Fulmar, a small fixed-wing UAS, will be installed on six New Generation Patrol Craft now being built by Destini Shipbuilding and Engineering Sdn Bhd.
The Fulmar features automatic detection and tracking systems and an automatic identification system, which will extend the operational capabilities of the Malaysian maritime surveillance fleet.
The coupling of UAS to Maritime Command & Control applications and C4 ISTAR systems is vital to many Coast Guards and Navies. The Fulmar’s ease of at sea, on the move launch and retrieve capabilities, have shown their capabilities and potential value to Malaysia in the region.

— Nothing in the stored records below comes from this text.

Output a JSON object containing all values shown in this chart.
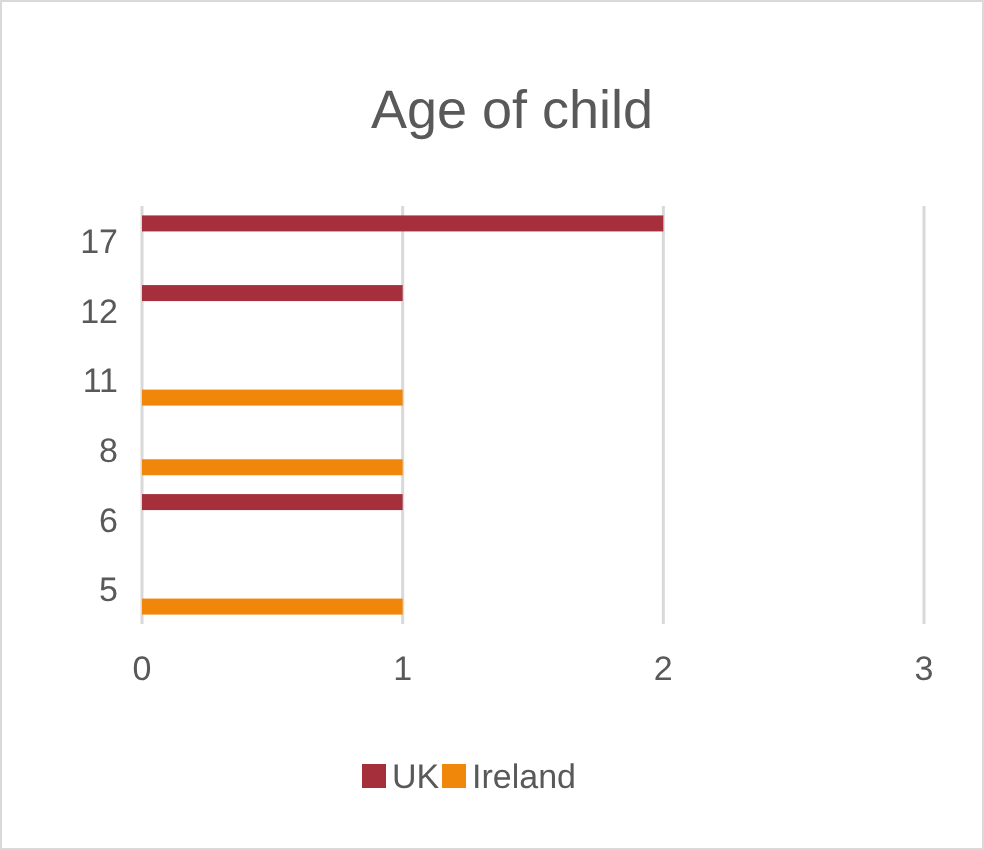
{
  "chart_data": {
    "type": "bar",
    "orientation": "horizontal",
    "title": "Age of child",
    "categories": [
      "17",
      "12",
      "11",
      "8",
      "6",
      "5"
    ],
    "series": [
      {
        "name": "UK",
        "color": "#a5303c",
        "values": [
          2,
          1,
          null,
          null,
          1,
          null
        ]
      },
      {
        "name": "Ireland",
        "color": "#f0860a",
        "values": [
          null,
          null,
          1,
          1,
          null,
          1
        ]
      }
    ],
    "xlim": [
      0,
      3
    ],
    "xticks": [
      0,
      1,
      2,
      3
    ],
    "grid": "x",
    "legend": "bottom"
  }
}
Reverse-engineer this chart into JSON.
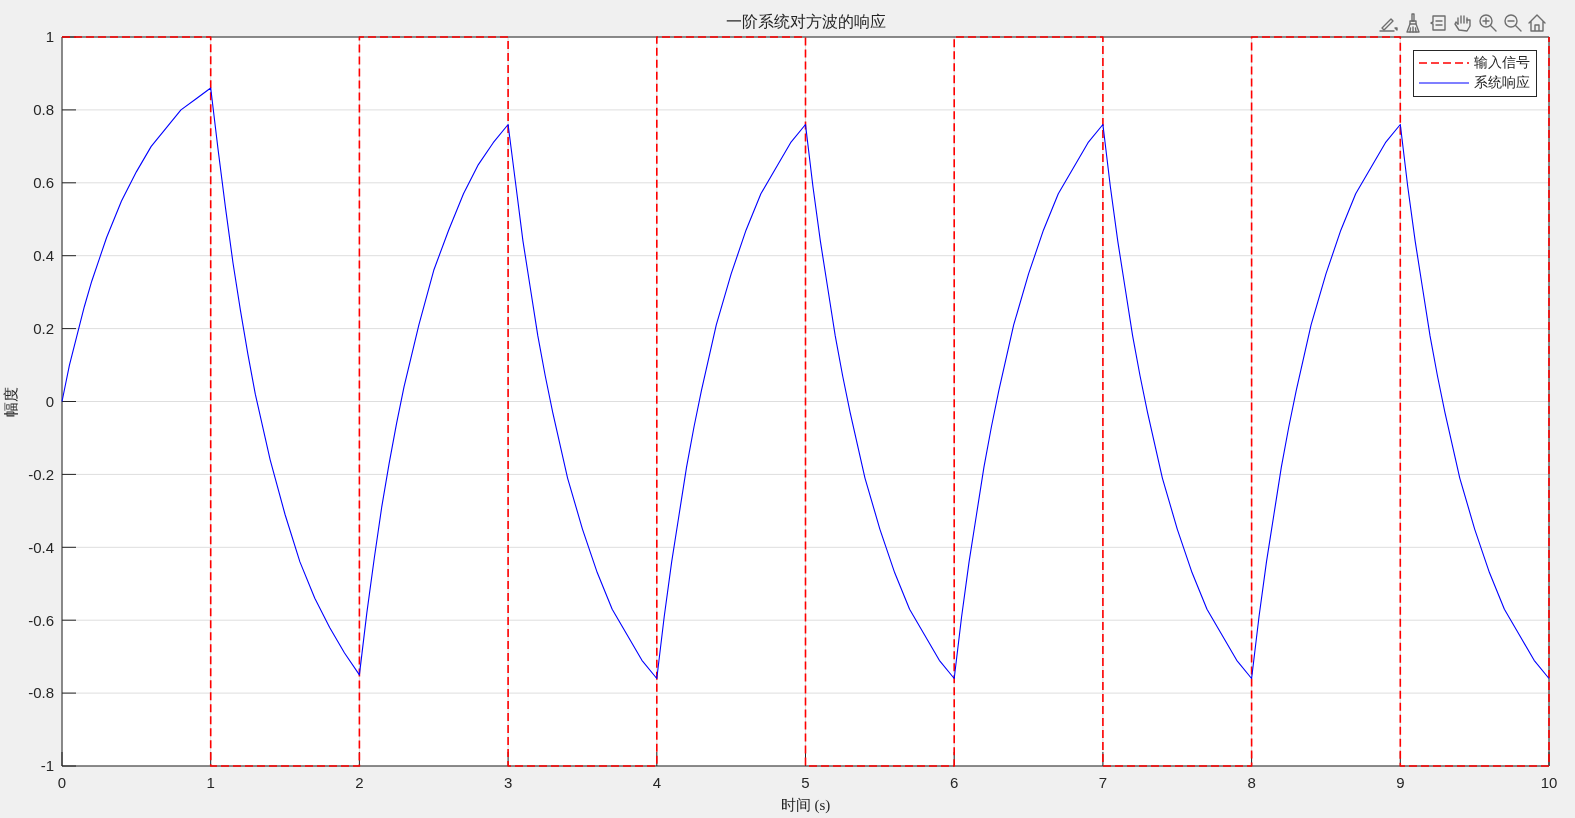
{
  "chart_data": {
    "type": "line",
    "title": "一阶系统对方波的响应",
    "xlabel": "时间 (s)",
    "ylabel": "幅度",
    "xlim": [
      0,
      10
    ],
    "ylim": [
      -1,
      1
    ],
    "xticks": [
      0,
      1,
      2,
      3,
      4,
      5,
      6,
      7,
      8,
      9,
      10
    ],
    "yticks": [
      -1,
      -0.8,
      -0.6,
      -0.4,
      -0.2,
      0,
      0.2,
      0.4,
      0.6,
      0.8,
      1
    ],
    "grid": true,
    "legend": "top right",
    "series": [
      {
        "name": "输入信号",
        "type": "step",
        "color": "#ff0000",
        "line_style": "dashed",
        "x": [
          0,
          1,
          2,
          3,
          4,
          5,
          6,
          7,
          8,
          9,
          10
        ],
        "values": [
          1,
          -1,
          1,
          -1,
          1,
          -1,
          1,
          -1,
          1,
          -1,
          1
        ]
      },
      {
        "name": "系统响应",
        "type": "line",
        "color": "#0000ff",
        "line_style": "solid",
        "x": [
          0,
          0.05,
          0.1,
          0.15,
          0.2,
          0.25,
          0.3,
          0.4,
          0.5,
          0.6,
          0.7,
          0.8,
          0.9,
          1,
          1.05,
          1.1,
          1.15,
          1.2,
          1.25,
          1.3,
          1.4,
          1.5,
          1.6,
          1.7,
          1.8,
          1.9,
          2,
          2.05,
          2.1,
          2.15,
          2.2,
          2.25,
          2.3,
          2.4,
          2.5,
          2.6,
          2.7,
          2.8,
          2.9,
          3,
          3.05,
          3.1,
          3.15,
          3.2,
          3.25,
          3.3,
          3.4,
          3.5,
          3.6,
          3.7,
          3.8,
          3.9,
          4,
          4.05,
          4.1,
          4.15,
          4.2,
          4.25,
          4.3,
          4.4,
          4.5,
          4.6,
          4.7,
          4.8,
          4.9,
          5,
          5.05,
          5.1,
          5.15,
          5.2,
          5.25,
          5.3,
          5.4,
          5.5,
          5.6,
          5.7,
          5.8,
          5.9,
          6,
          6.05,
          6.1,
          6.15,
          6.2,
          6.25,
          6.3,
          6.4,
          6.5,
          6.6,
          6.7,
          6.8,
          6.9,
          7,
          7.05,
          7.1,
          7.15,
          7.2,
          7.25,
          7.3,
          7.4,
          7.5,
          7.6,
          7.7,
          7.8,
          7.9,
          8,
          8.05,
          8.1,
          8.15,
          8.2,
          8.25,
          8.3,
          8.4,
          8.5,
          8.6,
          8.7,
          8.8,
          8.9,
          9,
          9.05,
          9.1,
          9.15,
          9.2,
          9.25,
          9.3,
          9.4,
          9.5,
          9.6,
          9.7,
          9.8,
          9.9,
          10
        ],
        "values": [
          0,
          0.1,
          0.18,
          0.26,
          0.33,
          0.39,
          0.45,
          0.55,
          0.63,
          0.7,
          0.75,
          0.8,
          0.83,
          0.86,
          0.69,
          0.53,
          0.38,
          0.25,
          0.13,
          0.02,
          -0.16,
          -0.31,
          -0.44,
          -0.54,
          -0.62,
          -0.69,
          -0.75,
          -0.58,
          -0.43,
          -0.29,
          -0.17,
          -0.06,
          0.04,
          0.21,
          0.36,
          0.47,
          0.57,
          0.65,
          0.71,
          0.76,
          0.6,
          0.44,
          0.31,
          0.18,
          0.07,
          -0.03,
          -0.21,
          -0.35,
          -0.47,
          -0.57,
          -0.64,
          -0.71,
          -0.76,
          -0.59,
          -0.44,
          -0.31,
          -0.18,
          -0.07,
          0.03,
          0.21,
          0.35,
          0.47,
          0.57,
          0.64,
          0.71,
          0.76,
          0.59,
          0.44,
          0.31,
          0.18,
          0.07,
          -0.03,
          -0.21,
          -0.35,
          -0.47,
          -0.57,
          -0.64,
          -0.71,
          -0.76,
          -0.59,
          -0.44,
          -0.31,
          -0.18,
          -0.07,
          0.03,
          0.21,
          0.35,
          0.47,
          0.57,
          0.64,
          0.71,
          0.76,
          0.59,
          0.44,
          0.31,
          0.18,
          0.07,
          -0.03,
          -0.21,
          -0.35,
          -0.47,
          -0.57,
          -0.64,
          -0.71,
          -0.76,
          -0.59,
          -0.44,
          -0.31,
          -0.18,
          -0.07,
          0.03,
          0.21,
          0.35,
          0.47,
          0.57,
          0.64,
          0.71,
          0.76,
          0.59,
          0.44,
          0.31,
          0.18,
          0.07,
          -0.03,
          -0.21,
          -0.35,
          -0.47,
          -0.57,
          -0.64,
          -0.71,
          -0.76
        ]
      }
    ]
  }
}
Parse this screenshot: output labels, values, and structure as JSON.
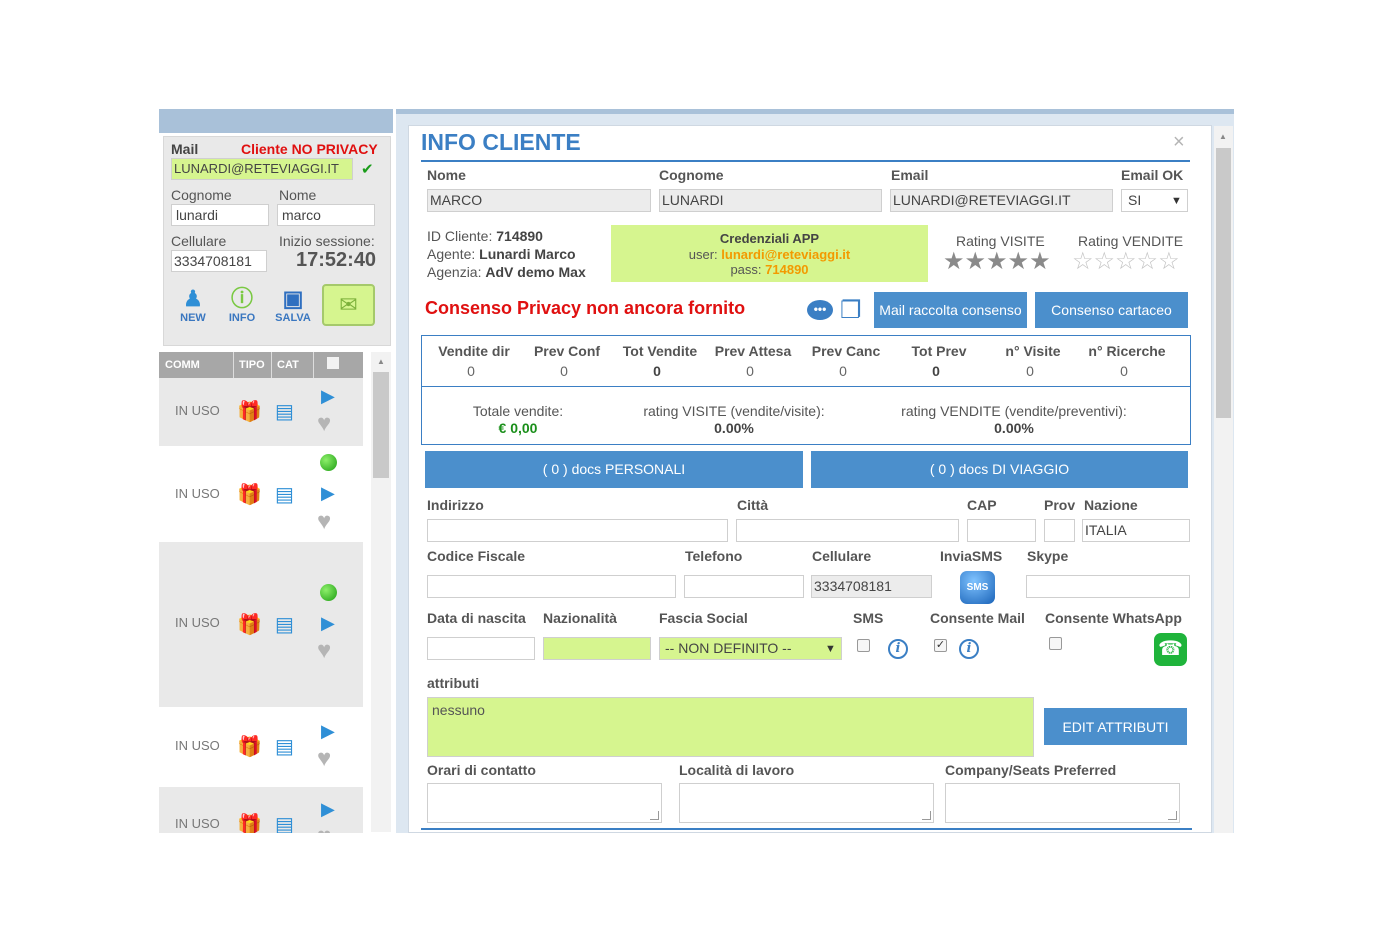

Fulmar will extend the operational capabilities of the Malaysian maritime surveillance fleet, proving a broad range of operational capabilities including counter-piracy, anti-smuggling operations, fisheries policing, and border surveillance.
Automatic detection and tracking systems and Automatic Identification Systems (AIS) deliver unrivaled high-performance surveillance on a flexible platform.
The range of the catapult-launched drone is about 700 kilometers, enabling much greater surveillance of the coastline, as well as coverage of the disputed Spratly Islands.
“As the MMEA seeks to upgrade its surveillance capabilities, the Fulmar provides a competitive solution which complements its state-of-the-art vessels,” said Tan Sri Dato’ Seri Rodzali Bin Daud, chairman of Destini Berhad.
“We are pleased to partner with Thales in further developing the expertise in coastal surveillance in Malaysia.”
Thales employees in Malaysia will provide local training and support for the Fulmar starting this year to ensure knowledge transfer for the system’s operational and maintenance needs.
The supply of Thales’ Fulmar UAS system will enable Malaysia’s maintenance of remote surveillance within the disputed South China Sea area. As the area’s geo-importance increases, it’s likely to become a hotbed of innovation and disputes.